Mercados Financeiros

Ásia aumenta exportações de gasóleo para África devido à quebra dos fornecimentos do Médio Oriente

As exportações de gasóleo da Ásia para África deverão atingir, em Agosto, o nível mais elevado dos últimos quatro anos e meio, pelo menos, segundo dados de empresas de monitorização de navios e de fontes comerciais, numa altura em que os compradores africanos procuram fontes alternativas de abastecimento devido à redução dos carregamentos provenientes do Médio Oriente.

A oportunidade para os fornecedores asiáticos surgiu na sequência da perturbação das exportações do Médio Oriente provocada pela guerra entre os Estados Unidos e o Irão. Ao mesmo tempo, os Houthis, alinhados com o Irão, impuseram um bloqueio à Arábia Saudita no Mar Vermelho e atacaram a refinaria de Jazan, da Saudi Aramco, contribuindo para a redução das exportações sauditas de gasóleo para África.

A Ásia, incluindo a Índia, deverá enviar entre 1,8 e 2 milhões de toneladas métricas de gasóleo para África este mês, equivalentes a cerca de 13,4 a 14,9 milhões de barris, de acordo com dados da Kpler, Vortexa e de uma fonte comercial.

Em contrapartida, as exportações de gasóleo do Médio Oriente para África deverão cair, em Agosto, para entre 600 mil e 800 mil toneladas, segundo dados da LSEG, Kpler e de uma fonte comercial. Trata-se do nível mais baixo em quase nove anos, devido aos persistentes riscos para a navegação através do estreito de Bab el-Mandeb e do estreito de Ormuz.

No ano passado, cerca de 50% das importações africanas de gasóleo tiveram origem no Médio Oriente, segundo dados da Kpler, sendo que aproximadamente 40% desse volume veio da Arábia Saudita.

A redução das operações de refinação em algumas instalações da Saudi Aramco, incluindo a refinaria de Jazan, limitou ainda mais as exportações de gasóleo do país, segundo várias fontes do mercado.

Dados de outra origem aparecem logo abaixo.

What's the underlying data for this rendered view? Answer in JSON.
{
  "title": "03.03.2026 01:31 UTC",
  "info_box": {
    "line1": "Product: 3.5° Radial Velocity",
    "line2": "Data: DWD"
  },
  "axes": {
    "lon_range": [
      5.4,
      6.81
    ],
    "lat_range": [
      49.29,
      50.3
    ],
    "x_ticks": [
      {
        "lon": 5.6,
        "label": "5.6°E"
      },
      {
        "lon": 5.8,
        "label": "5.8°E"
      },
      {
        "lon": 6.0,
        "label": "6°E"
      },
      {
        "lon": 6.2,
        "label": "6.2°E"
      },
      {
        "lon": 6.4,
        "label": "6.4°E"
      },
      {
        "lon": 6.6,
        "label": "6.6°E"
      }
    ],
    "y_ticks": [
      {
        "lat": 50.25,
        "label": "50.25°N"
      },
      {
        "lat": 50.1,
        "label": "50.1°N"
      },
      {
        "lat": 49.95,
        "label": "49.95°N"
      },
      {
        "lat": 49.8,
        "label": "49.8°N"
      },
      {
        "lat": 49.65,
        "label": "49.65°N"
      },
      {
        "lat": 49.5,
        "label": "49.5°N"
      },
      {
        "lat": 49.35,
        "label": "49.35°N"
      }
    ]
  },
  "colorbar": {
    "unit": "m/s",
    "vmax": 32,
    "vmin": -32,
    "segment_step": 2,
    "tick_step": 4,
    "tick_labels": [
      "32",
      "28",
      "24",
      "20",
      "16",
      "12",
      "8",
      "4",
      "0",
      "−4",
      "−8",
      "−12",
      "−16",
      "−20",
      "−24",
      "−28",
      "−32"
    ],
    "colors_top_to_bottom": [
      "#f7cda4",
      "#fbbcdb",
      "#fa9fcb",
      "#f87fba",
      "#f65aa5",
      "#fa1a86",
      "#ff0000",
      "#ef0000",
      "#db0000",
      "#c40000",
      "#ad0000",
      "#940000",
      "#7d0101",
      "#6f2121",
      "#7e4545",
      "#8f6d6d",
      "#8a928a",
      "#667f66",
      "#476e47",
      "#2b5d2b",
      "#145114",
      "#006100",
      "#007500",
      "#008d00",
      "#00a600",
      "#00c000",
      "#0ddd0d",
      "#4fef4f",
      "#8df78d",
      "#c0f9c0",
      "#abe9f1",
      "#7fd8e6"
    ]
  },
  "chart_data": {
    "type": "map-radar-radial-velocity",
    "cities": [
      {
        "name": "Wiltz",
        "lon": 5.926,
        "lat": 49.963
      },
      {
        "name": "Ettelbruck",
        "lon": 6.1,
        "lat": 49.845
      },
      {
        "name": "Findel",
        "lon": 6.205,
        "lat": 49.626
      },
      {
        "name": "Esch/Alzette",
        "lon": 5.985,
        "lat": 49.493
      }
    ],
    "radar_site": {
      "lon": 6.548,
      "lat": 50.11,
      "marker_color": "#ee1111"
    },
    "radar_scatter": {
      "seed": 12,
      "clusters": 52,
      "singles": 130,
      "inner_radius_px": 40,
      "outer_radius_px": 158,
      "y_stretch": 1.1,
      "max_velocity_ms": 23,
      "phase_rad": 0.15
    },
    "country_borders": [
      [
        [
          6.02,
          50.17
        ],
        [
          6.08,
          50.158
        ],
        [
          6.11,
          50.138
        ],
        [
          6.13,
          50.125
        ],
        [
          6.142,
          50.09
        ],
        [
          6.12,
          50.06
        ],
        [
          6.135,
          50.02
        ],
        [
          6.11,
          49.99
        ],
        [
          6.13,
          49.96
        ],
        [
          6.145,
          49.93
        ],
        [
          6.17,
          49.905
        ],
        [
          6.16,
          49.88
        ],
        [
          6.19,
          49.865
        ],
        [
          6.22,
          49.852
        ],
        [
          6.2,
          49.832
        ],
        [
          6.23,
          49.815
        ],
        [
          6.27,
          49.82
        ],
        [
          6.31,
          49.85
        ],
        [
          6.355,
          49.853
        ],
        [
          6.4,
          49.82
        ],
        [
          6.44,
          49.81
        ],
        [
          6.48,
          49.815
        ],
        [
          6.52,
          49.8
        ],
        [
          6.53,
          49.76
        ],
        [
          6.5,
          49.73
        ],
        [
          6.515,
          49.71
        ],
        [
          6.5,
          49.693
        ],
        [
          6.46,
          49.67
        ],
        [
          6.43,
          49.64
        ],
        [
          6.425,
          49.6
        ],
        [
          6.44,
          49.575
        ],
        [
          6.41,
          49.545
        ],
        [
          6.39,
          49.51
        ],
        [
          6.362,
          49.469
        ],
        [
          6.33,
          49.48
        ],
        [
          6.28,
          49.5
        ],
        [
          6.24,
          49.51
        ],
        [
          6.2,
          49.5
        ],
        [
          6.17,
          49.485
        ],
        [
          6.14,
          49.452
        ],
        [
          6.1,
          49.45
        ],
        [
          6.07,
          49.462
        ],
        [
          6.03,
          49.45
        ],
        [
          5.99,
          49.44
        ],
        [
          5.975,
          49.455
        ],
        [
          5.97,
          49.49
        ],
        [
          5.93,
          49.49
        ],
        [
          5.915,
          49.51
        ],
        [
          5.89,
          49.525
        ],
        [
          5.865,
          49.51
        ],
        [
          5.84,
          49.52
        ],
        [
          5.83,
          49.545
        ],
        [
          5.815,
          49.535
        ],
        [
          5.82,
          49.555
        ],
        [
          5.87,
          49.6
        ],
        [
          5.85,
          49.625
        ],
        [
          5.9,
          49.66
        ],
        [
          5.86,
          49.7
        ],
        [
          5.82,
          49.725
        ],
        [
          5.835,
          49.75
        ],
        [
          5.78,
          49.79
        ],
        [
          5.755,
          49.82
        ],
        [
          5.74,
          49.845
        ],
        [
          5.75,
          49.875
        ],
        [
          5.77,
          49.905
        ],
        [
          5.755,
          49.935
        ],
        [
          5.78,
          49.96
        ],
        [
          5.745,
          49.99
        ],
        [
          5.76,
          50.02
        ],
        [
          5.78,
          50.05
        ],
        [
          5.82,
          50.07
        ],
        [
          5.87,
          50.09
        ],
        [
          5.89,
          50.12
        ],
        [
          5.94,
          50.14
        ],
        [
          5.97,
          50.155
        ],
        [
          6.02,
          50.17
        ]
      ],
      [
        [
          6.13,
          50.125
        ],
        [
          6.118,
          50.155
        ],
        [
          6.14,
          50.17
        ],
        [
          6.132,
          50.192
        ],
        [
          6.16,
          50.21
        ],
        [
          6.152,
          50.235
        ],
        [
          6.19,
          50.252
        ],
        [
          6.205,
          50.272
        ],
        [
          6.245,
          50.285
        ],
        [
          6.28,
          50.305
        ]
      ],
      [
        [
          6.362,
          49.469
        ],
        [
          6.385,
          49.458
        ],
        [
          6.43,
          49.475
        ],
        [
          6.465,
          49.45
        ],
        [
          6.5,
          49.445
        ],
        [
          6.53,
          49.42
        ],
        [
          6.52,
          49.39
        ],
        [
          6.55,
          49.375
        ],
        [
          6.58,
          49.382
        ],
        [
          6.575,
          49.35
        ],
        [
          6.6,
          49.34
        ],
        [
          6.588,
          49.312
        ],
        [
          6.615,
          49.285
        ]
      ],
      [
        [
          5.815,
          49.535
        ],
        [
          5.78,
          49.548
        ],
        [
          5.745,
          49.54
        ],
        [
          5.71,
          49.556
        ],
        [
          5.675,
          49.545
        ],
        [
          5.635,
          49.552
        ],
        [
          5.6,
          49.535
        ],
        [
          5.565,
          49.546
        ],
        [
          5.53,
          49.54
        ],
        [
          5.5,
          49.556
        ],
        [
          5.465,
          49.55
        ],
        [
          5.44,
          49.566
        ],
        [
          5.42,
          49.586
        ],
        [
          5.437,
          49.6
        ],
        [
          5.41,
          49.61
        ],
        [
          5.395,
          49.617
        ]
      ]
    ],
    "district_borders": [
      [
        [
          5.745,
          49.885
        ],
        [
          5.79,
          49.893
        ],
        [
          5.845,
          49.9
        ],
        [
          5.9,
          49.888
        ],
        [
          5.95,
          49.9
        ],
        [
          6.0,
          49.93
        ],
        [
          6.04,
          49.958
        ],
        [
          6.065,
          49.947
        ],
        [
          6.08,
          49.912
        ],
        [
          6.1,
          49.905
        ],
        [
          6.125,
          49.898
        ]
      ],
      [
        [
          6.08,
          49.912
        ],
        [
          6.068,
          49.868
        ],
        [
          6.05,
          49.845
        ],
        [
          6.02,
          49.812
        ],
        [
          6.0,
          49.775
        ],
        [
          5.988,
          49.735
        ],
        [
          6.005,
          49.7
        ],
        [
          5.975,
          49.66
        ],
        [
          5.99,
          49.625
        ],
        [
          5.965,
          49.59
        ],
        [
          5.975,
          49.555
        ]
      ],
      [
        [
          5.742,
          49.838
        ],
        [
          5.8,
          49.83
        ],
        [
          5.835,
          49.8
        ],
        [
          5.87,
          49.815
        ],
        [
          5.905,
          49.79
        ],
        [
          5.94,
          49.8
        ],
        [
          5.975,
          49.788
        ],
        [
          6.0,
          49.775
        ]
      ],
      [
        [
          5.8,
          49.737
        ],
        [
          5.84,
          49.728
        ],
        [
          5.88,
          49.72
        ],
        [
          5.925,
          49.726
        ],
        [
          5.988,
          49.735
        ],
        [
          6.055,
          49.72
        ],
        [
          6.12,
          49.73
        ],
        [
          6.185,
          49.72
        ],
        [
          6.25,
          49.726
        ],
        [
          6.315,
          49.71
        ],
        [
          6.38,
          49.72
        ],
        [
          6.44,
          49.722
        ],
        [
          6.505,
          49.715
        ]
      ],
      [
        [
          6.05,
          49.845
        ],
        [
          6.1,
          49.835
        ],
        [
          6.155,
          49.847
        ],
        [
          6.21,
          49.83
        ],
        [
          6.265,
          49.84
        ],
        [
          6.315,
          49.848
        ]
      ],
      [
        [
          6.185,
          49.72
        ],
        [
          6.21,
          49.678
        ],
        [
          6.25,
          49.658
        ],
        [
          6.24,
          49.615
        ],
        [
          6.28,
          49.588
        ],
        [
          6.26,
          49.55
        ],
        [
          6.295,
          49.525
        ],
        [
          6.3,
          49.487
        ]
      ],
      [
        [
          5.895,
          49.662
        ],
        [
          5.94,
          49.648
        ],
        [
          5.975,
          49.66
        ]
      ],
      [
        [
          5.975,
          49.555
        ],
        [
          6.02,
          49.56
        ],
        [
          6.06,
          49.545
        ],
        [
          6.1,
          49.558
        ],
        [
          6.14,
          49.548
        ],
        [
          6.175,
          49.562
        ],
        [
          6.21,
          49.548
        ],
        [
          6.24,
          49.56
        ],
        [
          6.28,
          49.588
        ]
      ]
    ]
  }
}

Os carregamentos provenientes da refinaria de Jazan com destino a África caíram para zero em Agosto, contra as 163 mil toneladas registadas em Julho, de acordo com os dados da Kpler.

Ásia ganha espaço

Os operadores comerciais enviaram mais carregamentos para o Ocidente devido ao aumento da diferença de preços entre os mercados oriental e ocidental, conhecida como spread Este-Oeste, que compara os preços do gasóleo ICE do primeiro mês com os contratos de gasóleo com 10 partes por milhão de enxofre.

O spread Este-Oeste do primeiro mês aumentou, em Agosto, para menos 135 dólares por tonelada, contra menos 100 dólares em Julho. “Partindo do princípio de que os petroleiros sauditas continuarão a evitar Bab el-Mandeb devido à ameaça dos Houthis, a África Oriental terá sobretudo de continuar a recorrer aos carregamentos provenientes da Ásia, uma vez que a Europa não terá excedentes para disponibilizar, tendo em conta os actuais spreads Este-Oeste extremamente negativos”, afirmou Alex Yap, analista sénior de produtos petrolíferos da Energy Aspects, citado pela agência Reuters.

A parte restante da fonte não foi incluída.